Human Hierarchies and System Hierarchies
Conway’s Law states that system architectures mirror the communication structures of the organisations that develop them. The prevalence of hierarchical organisations in the modern world—driven by the norm of capitalism and militaries—may account for the prevalence of tall complex systems in the systems engineering world.
It is a given necessity that complex systems will have to be broken into smaller problems to be solved. However, the way that we cut up problems has an impact on the complexity of the solution and may even add unnecessary complexity if done badly.
One thing that I learned whilst at JLR was the impact in engineering of the way that you perform functional analysis. The current ‘textbook’ way of performing functional analysis is to ask what the system does and break that behaviour down hierarchically. This results in functions with large amounts of information flow between them.
Large amounts of information flow between the boxes of your system hierarchy are a good example of added unnecessary complexity. More information flow between boxes equates not only to larger interfaces inside of the system but also larger interfaces inside of your organisation. These larger interfaces for requirements flow mean that there is more risk associated with miscommunications.
Cutting up your system in this way also makes for large dependencies inside of your system. The functions on the outer interface of your system are the only ones that can deliver value to your customer. If, in an agile programme, you have cut your system up ‘vertically’—with functions like ‘sense’, ‘validate’, ‘process’ and ‘actuate’—you may find that your product backlog items have large interdependencies that result in an emergent waterfall delivery. If sprint one covers ‘sense’ and sprint 2 ‘validate’ e.t.c. you won’t deliver until the last sprint in exactly the same way that a waterfall delivery works.
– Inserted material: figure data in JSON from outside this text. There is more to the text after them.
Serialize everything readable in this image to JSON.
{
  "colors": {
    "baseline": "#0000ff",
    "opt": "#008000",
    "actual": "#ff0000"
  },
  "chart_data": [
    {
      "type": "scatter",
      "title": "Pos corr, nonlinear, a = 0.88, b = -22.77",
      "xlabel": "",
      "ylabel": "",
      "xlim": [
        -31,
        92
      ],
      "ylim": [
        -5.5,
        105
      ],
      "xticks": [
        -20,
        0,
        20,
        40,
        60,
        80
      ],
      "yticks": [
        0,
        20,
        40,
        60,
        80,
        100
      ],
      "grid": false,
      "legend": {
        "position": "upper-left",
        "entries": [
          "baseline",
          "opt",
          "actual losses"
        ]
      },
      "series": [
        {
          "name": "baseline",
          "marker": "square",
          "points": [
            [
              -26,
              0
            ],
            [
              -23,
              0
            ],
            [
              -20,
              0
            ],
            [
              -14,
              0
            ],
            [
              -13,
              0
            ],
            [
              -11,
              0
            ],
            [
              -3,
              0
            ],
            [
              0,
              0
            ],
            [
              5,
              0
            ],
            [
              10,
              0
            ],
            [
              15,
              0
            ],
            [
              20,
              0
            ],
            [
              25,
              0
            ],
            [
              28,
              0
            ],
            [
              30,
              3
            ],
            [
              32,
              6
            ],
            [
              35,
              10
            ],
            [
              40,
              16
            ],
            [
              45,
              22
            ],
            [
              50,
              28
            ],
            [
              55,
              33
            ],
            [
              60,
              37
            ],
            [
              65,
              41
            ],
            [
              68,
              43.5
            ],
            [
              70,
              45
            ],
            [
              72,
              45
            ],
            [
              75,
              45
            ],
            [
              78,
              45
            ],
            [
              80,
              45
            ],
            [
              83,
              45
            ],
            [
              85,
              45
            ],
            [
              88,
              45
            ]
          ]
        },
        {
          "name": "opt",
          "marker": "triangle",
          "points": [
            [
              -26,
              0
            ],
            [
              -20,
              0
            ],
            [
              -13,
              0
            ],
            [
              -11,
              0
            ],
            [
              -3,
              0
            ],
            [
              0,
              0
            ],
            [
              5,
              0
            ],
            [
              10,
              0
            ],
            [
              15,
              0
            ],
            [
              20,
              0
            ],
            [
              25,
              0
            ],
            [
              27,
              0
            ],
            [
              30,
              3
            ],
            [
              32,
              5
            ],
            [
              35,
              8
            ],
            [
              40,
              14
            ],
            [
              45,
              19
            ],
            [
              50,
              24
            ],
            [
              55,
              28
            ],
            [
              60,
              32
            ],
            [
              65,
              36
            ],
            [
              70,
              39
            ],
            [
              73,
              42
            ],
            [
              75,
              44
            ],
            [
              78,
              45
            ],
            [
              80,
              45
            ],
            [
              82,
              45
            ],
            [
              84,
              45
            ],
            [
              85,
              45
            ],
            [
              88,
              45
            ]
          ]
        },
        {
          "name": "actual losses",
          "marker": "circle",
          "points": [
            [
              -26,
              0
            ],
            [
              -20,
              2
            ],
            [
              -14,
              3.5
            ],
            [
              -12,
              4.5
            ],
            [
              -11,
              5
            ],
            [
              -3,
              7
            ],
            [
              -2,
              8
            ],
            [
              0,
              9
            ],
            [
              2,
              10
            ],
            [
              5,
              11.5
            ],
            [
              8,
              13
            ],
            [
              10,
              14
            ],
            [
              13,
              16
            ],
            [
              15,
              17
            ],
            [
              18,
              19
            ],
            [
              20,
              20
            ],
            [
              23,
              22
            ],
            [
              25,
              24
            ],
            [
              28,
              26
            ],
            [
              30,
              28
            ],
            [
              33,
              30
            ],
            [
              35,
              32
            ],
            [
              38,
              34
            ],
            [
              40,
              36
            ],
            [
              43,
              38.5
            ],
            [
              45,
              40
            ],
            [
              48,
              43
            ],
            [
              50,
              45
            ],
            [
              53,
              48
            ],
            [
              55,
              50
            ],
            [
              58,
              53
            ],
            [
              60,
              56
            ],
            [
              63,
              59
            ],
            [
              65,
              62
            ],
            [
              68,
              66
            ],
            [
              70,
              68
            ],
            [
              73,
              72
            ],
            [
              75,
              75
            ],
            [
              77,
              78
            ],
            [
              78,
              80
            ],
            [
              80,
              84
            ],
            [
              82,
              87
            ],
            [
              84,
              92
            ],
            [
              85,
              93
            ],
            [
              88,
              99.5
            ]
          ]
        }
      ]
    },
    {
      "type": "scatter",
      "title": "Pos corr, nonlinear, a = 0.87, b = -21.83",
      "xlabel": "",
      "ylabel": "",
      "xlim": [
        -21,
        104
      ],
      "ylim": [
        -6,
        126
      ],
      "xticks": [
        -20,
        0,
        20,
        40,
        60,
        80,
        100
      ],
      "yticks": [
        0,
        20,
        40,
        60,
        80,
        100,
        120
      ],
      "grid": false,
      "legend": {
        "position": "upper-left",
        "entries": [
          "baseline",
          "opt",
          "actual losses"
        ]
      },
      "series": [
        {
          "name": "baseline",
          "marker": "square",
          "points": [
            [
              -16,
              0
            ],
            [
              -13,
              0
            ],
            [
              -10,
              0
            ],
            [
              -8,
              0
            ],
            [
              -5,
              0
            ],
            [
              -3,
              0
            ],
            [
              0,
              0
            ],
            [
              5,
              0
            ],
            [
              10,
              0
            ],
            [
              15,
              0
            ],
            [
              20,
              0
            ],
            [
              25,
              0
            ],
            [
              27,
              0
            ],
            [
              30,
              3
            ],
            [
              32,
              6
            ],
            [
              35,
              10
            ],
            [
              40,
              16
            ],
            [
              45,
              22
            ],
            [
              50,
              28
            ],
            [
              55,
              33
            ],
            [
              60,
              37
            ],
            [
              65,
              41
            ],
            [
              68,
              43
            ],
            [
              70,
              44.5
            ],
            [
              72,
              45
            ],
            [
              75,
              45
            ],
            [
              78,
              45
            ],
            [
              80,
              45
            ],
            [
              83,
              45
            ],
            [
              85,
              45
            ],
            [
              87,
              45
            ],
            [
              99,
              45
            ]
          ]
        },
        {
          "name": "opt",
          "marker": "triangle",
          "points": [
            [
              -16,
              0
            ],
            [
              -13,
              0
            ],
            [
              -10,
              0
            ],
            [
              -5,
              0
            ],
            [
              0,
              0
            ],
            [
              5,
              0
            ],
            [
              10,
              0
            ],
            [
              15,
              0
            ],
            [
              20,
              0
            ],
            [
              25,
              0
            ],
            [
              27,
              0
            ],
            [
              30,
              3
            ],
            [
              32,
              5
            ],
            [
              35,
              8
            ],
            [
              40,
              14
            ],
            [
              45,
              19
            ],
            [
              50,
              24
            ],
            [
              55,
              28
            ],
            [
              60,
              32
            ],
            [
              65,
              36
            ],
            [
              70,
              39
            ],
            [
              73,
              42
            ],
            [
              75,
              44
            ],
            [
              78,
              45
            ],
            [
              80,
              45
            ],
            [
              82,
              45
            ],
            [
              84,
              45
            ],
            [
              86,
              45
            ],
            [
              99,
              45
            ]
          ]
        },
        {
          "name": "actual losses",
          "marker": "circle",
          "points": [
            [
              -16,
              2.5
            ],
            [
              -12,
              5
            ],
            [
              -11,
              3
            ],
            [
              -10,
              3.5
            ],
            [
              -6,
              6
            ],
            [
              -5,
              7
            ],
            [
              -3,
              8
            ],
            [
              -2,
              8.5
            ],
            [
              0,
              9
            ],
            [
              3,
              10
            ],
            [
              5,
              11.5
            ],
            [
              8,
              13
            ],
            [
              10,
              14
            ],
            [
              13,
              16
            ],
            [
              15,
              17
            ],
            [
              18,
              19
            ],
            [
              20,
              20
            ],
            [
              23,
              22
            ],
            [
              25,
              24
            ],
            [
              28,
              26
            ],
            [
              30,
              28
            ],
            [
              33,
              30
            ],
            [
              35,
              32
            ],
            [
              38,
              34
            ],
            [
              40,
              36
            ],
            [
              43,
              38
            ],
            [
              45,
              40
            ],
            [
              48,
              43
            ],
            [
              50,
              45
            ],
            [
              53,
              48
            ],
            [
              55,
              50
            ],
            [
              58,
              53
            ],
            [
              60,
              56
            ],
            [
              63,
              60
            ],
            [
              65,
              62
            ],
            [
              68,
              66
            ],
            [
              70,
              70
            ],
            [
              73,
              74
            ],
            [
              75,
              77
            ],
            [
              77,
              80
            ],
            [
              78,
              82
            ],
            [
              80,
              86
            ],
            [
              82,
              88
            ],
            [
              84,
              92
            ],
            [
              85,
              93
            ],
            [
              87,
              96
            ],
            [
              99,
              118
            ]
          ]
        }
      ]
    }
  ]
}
The MISO method (described in my last post on this blog) attempts to cut the functionality along the grain of information flow. This minimises the flow of information between functional blocks. Surprisingly, the functions that were produced by this method were often small enough to be solved by a single team—most of the time a single person. The functions also cut the system ‘horizontally’ meaning that it becomes easier to see functional chans that can be delivered early and give your customer value.
Conclusion
Traditional hierarchical structures in businesses of highly specialised engineers cause large interdependencies inside organisations. Through Conway’s law, these interdependencies leak into our complex systems making them unnecessarily tall. Unfortunately, this creates something akin to a feedback loop, remaking the organisation in its image by forcing efforts of agile engineering back into a waterfall cadence. For these reasons, I believe that the traditional systems engineering way of working in creating ‘tall’ arborescent hierarchical systems is an antipattern that is causing unnecesary complexity and costs to projects.